Researchers from the Department of Pediatrics and Adolescent Medicine and the Institute of Experimental Pediatric Hematology and Oncology identify potential therapeutic targets in the non-coding part of the leukemia genome
A new study led by Prof. Dr. Jan-Henning Klusmann and Prof. Dr. Dirk Heckl identifies and characterizes the MYNRL15 DNA region (locus), and provides significant new insights into the essential role of the non-coding genome in myeloid leukemia.
The classical view of the genome considers only 2% of its total size, i.e. the protein-coding region. However, according to the current state of the art the remaining, non-coding 98% is also highly active and thus plays a crucial role in the development and behavior of cells. This non-coding part is largely unexplored on the functional level, especially with respect to the development of acute myeloid leukemia (AML).

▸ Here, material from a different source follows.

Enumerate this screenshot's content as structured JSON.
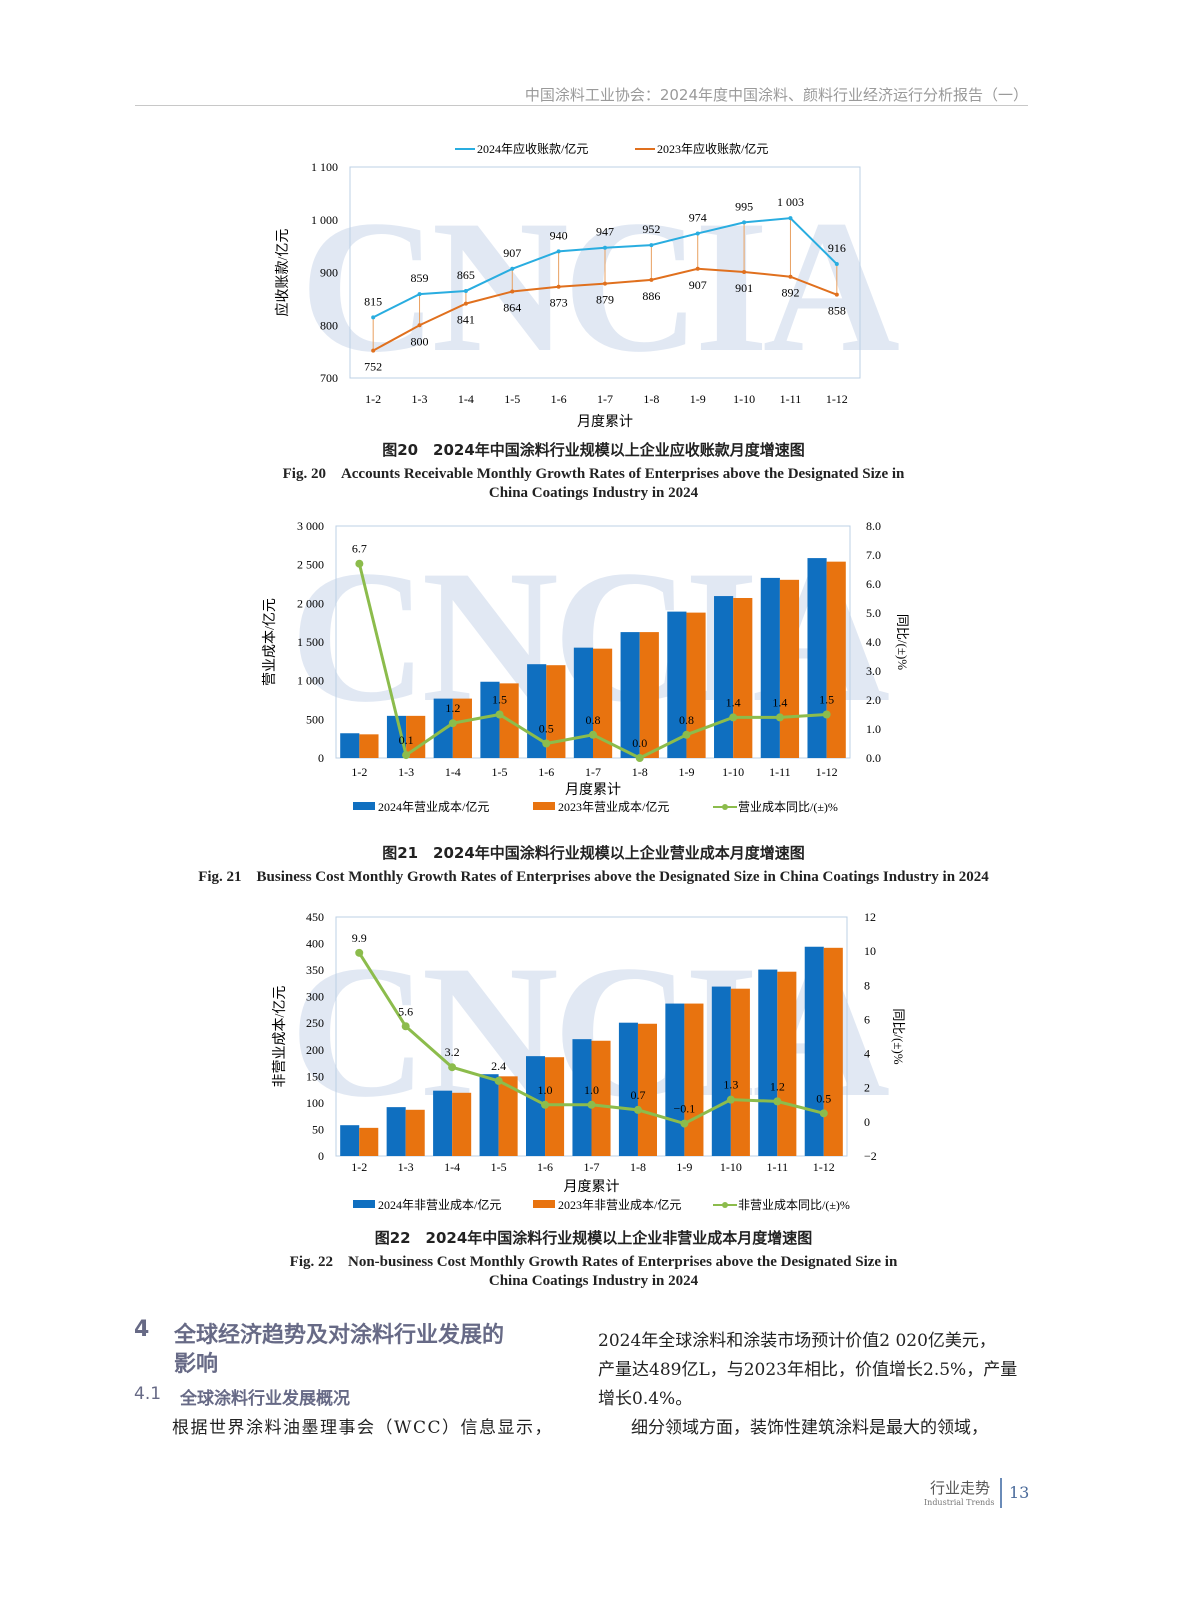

In a comprehensive study based on detailed mapping of non-coding RNAs in healthy and malignant cells in combination with functional genomics, the Klusmann and Heckl labs have gained highly interesting new insights into the role of these non-coding RNAs and their underlying genomic origin. Particularly striking was the MYNRL15 locus, which selectively regulates the survival of myeloid leukemia cells while its perturbation does not affect healthy cells. Mechanistic studies revealed how the MYNRL15 locus controls the vital functions of leukemia cells via 3D regulation of the genome, and showed how interfering with these cellular functions may lead to the future development of novel and highly promising therapies.
Beyond the scientific findings, the study underlines how basic translational research leads to a better understanding pediatric leukemias and the development of targeted therapies by combining the complementary expertise provided by the pediatric oncology focused Institutes and Departments of the Goethe University Frankfurt.